Superna threat categories — 16+ category types by severity

Process Innovation

Our Figma prototypes couldn't keep up with our product's complexity.

Tasks like file browsing and threat investigation required realistic interactions that Figma prototypes couldn't recreate. We were also maintaining three separate prototypes for three different audiences. That became unsustainable for a two-person design team.

AI Prototyping

To solve this, I built a functioning prototype of our redesign with the help of AI. I moved pages from Figma into functioning code. I started on my own, treating it as an experiment.

I rebuilt our front end in Next.js, styled prebuilt components to match our design system, and used Cursor to move Figma screens into code. After validating the approach, I brought it to my team, and we opened a shared repository.

Prototype Library

One prototype, three audiences

I created a versioning feature that allowed us to use the prototype to serve different audiences. A single prototype could show three different states of the product:

  • Now: Used with developers to show how a feature should look and behave in production.
  • Next: Shared during customer calls for UAT and beta feedback on upcoming features.
  • Future: Used in strategic discussions to show where the product was heading.

Future Exploration

Experimental features

We tested high-fidelity concepts for new features with 8+ customers. The questions customers asked were more specific than what we got in Figma demos. We could put different directions in front of users and get meaningful feedback.

Experimental confidence score feature
Experimental custom trigger feature

Outcome

We got better, more meaningful feedback from our AI prototypes.

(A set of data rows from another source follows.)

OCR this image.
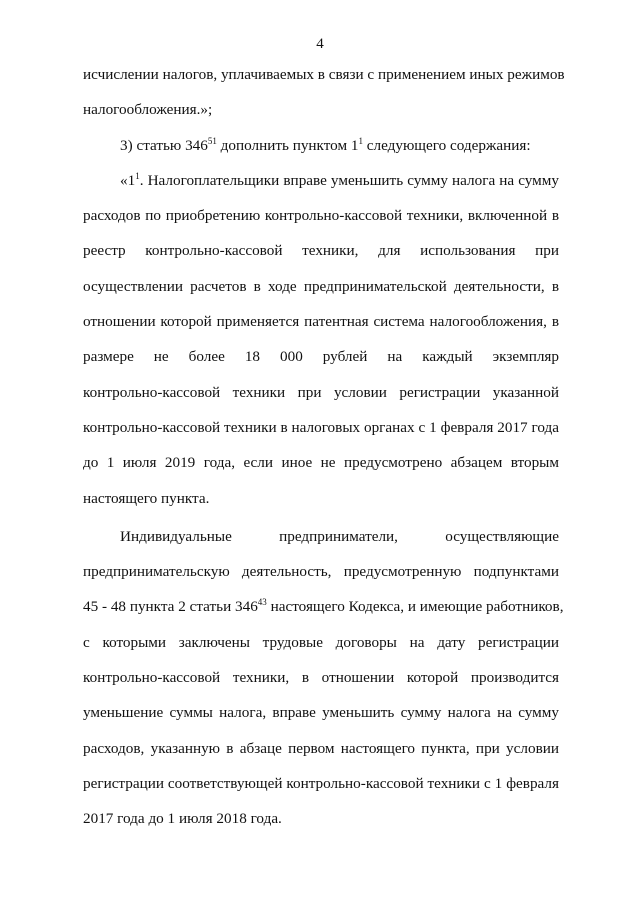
4
исчислении налогов, уплачиваемых в связи с применением иных режимов
налогообложения.»;
3) статью $346^{51}$ дополнить пунктом $1^1$ следующего содержания:
«$1^1$. Налогоплательщики вправе уменьшить сумму налога на сумму
расходов по приобретению контрольно-кассовой техники, включенной в
реестр контрольно-кассовой техники, для использования при
осуществлении расчетов в ходе предпринимательской деятельности, в
отношении которой применяется патентная система налогообложения, в
размере не более 18 000 рублей на каждый экземпляр
контрольно-кассовой техники при условии регистрации указанной
контрольно-кассовой техники в налоговых органах с 1 февраля 2017 года
до 1 июля 2019 года, если иное не предусмотрено абзацем вторым
настоящего пункта.
Индивидуальные предприниматели, осуществляющие
предпринимательскую деятельность, предусмотренную подпунктами
45 - 48 пункта 2 статьи $346^{43}$ настоящего Кодекса, и имеющие работников,
с которыми заключены трудовые договоры на дату регистрации
контрольно-кассовой техники, в отношении которой производится
уменьшение суммы налога, вправе уменьшить сумму налога на сумму
расходов, указанную в абзаце первом настоящего пункта, при условии
регистрации соответствующей контрольно-кассовой техники с 1 февраля
2017 года до 1 июля 2018 года.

Prototypes felt closer to the real product, and the feedback we got from them was better and more actionable. Customers could react to something that felt real, which meant fewer rounds of clarification and validation on upcoming and experimental features.

Successful Partnership

Building a flexible design system with Dell

We needed to modernize while meeting strict Dell partnership requirements. Rather than maintaining two separate design languages, we collaborated with Dell's design team to create one interface supporting both brands with minimal changes.

The Collaboration

Dell's team joined us in calls to review components, layout, typography, colour, and dark and light mode variations. This was an iterative process to arrive at a system that met both needs.

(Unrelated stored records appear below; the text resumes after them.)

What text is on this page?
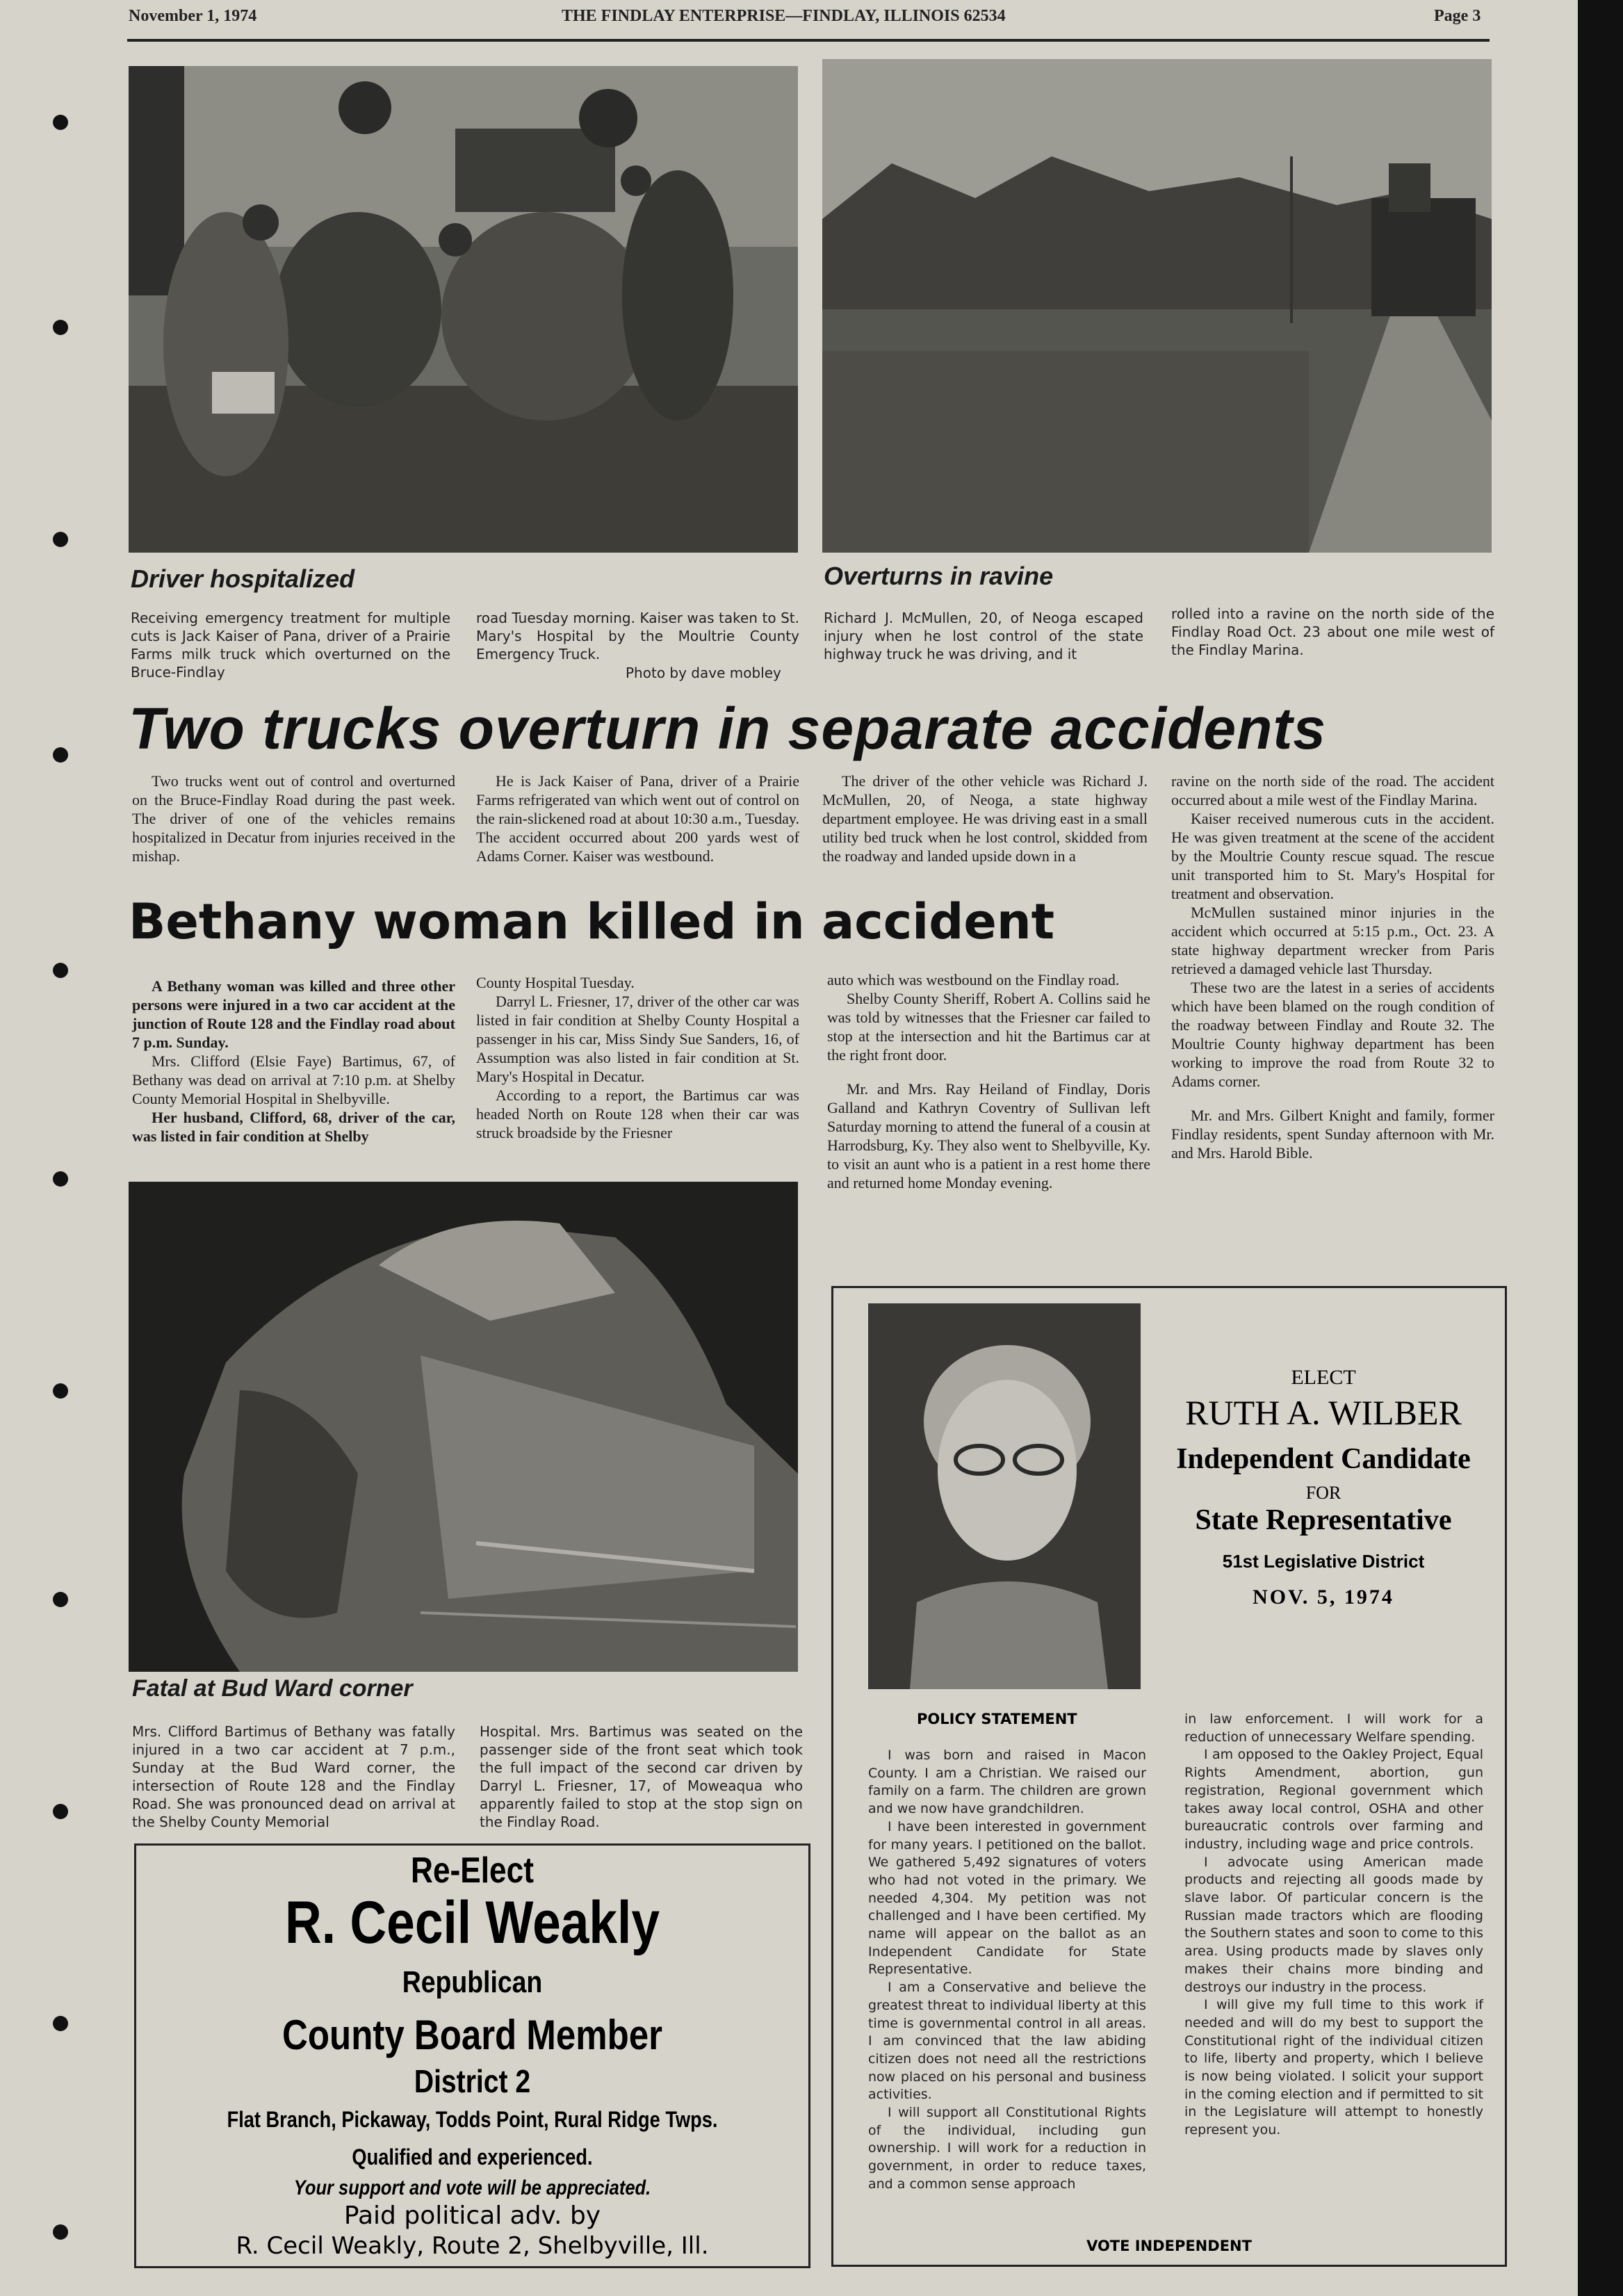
November 1, 1974	THE FINDLAY ENTERPRISE—FINDLAY, ILLINOIS 62534	Page 3
Driver hospitalized	Overturns in ravine
Receiving emergency treatment for multiple cuts is Jack Kaiser of Pana, driver of a Prairie Farms milk truck which overturned on the Bruce-Findlay
road Tuesday morning. Kaiser was taken to St. Mary's Hospital by the Moultrie County Emergency Truck.
Photo by dave mobley
Richard J. McMullen, 20, of Neoga escaped injury when he lost control of the state highway truck he was driving, and it
rolled into a ravine on the north side of the Findlay Road Oct. 23 about one mile west of the Findlay Marina.
Two trucks overturn in separate accidents

Two trucks went out of control and overturned on the Bruce-Findlay Road during the past week. The driver of one of the vehicles remains hospitalized in Decatur from injuries received in the mishap.

He is Jack Kaiser of Pana, driver of a Prairie Farms refrigerated van which went out of control on the rain-slickened road at about 10:30 a.m., Tuesday. The accident occurred about 200 yards west of Adams Corner. Kaiser was westbound.

The driver of the other vehicle was Richard J. McMullen, 20, of Neoga, a state highway department employee. He was driving east in a small utility bed truck when he lost control, skidded from the roadway and landed upside down in a

ravine on the north side of the road. The accident occurred about a mile west of the Findlay Marina.

Kaiser received numerous cuts in the accident. He was given treatment at the scene of the accident by the Moultrie County rescue squad. The rescue unit transported him to St. Mary's Hospital for treatment and observation.

McMullen sustained minor injuries in the accident which occurred at 5:15 p.m., Oct. 23. A state highway department wrecker from Paris retrieved a damaged vehicle last Thursday.

These two are the latest in a series of accidents which have been blamed on the rough condition of the roadway between Findlay and Route 32. The Moultrie County highway department has been working to improve the road from Route 32 to Adams corner.

Mr. and Mrs. Gilbert Knight and family, former Findlay residents, spent Sunday afternoon with Mr. and Mrs. Harold Bible.

Bethany woman killed in accident

A Bethany woman was killed and three other persons were injured in a two car accident at the junction of Route 128 and the Findlay road about 7 p.m. Sunday.

Mrs. Clifford (Elsie Faye) Bartimus, 67, of Bethany was dead on arrival at 7:10 p.m. at Shelby County Memorial Hospital in Shelbyville.

Her husband, Clifford, 68, driver of the car, was listed in fair condition at Shelby

County Hospital Tuesday.

Darryl L. Friesner, 17, driver of the other car was listed in fair condition at Shelby County Hospital a passenger in his car, Miss Sindy Sue Sanders, 16, of Assumption was also listed in fair condition at St. Mary's Hospital in Decatur.

According to a report, the Bartimus car was headed North on Route 128 when their car was struck broadside by the Friesner

auto which was westbound on the Findlay road.

Shelby County Sheriff, Robert A. Collins said he was told by witnesses that the Friesner car failed to stop at the intersection and hit the Bartimus car at the right front door.

Mr. and Mrs. Ray Heiland of Findlay, Doris Galland and Kathryn Coventry of Sullivan left Saturday morning to attend the funeral of a cousin at Harrodsburg, Ky. They also went to Shelbyville, Ky. to visit an aunt who is a patient in a rest home there and returned home Monday evening.

Fatal at Bud Ward corner
Mrs. Clifford Bartimus of Bethany was fatally injured in a two car accident at 7 p.m., Sunday at the Bud Ward corner, the intersection of Route 128 and the Findlay Road. She was pronounced dead on arrival at the Shelby County Memorial
Hospital. Mrs. Bartimus was seated on the passenger side of the front seat which took the full impact of the second car driven by Darryl L. Friesner, 17, of Moweaqua who apparently failed to stop at the stop sign on the Findlay Road.
Re-Elect
R. Cecil Weakly
Republican
County Board Member
District 2
Flat Branch, Pickaway, Todds Point, Rural Ridge Twps.
Qualified and experienced.
Your support and vote will be appreciated.
Paid political adv. by
R. Cecil Weakly, Route 2, Shelbyville, Ill.
ELECT
RUTH A. WILBER
Independent Candidate
FOR
State Representative
51st Legislative District
NOV. 5, 1974
POLICY STATEMENT

I was born and raised in Macon County. I am a Christian. We raised our family on a farm. The children are grown and we now have grandchildren.

I have been interested in government for many years. I petitioned on the ballot. We gathered 5,492 signatures of voters who had not voted in the primary. We needed 4,304. My petition was not challenged and I have been certified. My name will appear on the ballot as an Independent Candidate for State Representative.

I am a Conservative and believe the greatest threat to individual liberty at this time is governmental control in all areas. I am convinced that the law abiding citizen does not need all the restrictions now placed on his personal and business activities.

I will support all Constitutional Rights of the individual, including gun ownership. I will work for a reduction in government, in order to reduce taxes, and a common sense approach

in law enforcement. I will work for a reduction of unnecessary Welfare spending.

I am opposed to the Oakley Project, Equal Rights Amendment, abortion, gun registration, Regional government which takes away local control, OSHA and other bureaucratic controls over farming and industry, including wage and price controls.

I advocate using American made products and rejecting all goods made by slave labor. Of particular concern is the Russian made tractors which are flooding the Southern states and soon to come to this area. Using products made by slaves only makes their chains more binding and destroys our industry in the process.

I will give my full time to this work if needed and will do my best to support the Constitutional right of the individual citizen to life, liberty and property, which I believe is now being violated. I solicit your support in the coming election and if permitted to sit in the Legislature will attempt to honestly represent you.

VOTE INDEPENDENT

Superna and Dell collaboration — typography review
Superna and Dell design collaboration
Superna and Dell collaboration — sidebar review

Documenting Patterns

Hyperion design system

I documented core components like buttons, dropdowns, and slide-out panels as system patterns that could flex between Superna and Dell's brand requirements. Each component and colour was built once and designed to work for both.

Hyperion design system

Outcome

One design system that modernized the product and maintained the partnership.

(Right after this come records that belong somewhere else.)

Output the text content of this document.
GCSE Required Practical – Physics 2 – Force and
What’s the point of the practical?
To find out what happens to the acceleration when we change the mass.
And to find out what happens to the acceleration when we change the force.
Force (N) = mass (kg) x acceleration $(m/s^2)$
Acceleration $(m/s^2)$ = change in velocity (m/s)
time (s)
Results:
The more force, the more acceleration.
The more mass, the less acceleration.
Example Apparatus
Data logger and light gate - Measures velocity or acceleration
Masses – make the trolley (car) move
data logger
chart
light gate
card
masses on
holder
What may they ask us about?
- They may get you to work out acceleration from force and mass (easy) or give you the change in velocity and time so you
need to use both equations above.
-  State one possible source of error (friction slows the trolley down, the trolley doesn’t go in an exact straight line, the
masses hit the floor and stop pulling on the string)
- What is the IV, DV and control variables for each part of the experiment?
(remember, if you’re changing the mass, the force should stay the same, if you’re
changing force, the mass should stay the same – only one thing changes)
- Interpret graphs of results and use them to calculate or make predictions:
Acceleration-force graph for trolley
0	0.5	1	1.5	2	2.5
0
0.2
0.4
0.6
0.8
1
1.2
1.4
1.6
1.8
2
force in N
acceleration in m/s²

The Hyperion design system gave the product a visual language it had been missing. Dell's requirements shaped it into a system that worked for everyone. The modernized look instilled trust in our product that was previously missing.

Impact

The redesign became a key factor in customer retention and a differentiator in competitive deals. Security teams saw significant reductions in time spent investigating threats.

It shipped because the team was quick and scrappy when it came to designing, validating with users, and making trade-offs when necessary. We balanced design quality with engineering and business constraints.

What I learned

The AI prototyping process changed how I think about the space between design, engineering and product management. Getting concepts into code earlier made all of our processes faster. When I started at Superna, we utilized the Double Diamond approach, and after AI was integrated into our processes, that became almost obsolete. This is an area that I’m still understanding and exploring.

Working within a two-person design team on a complex platform improved my ability to prioritize. I learned to move fast through iterations rather than always waiting for the perfect design.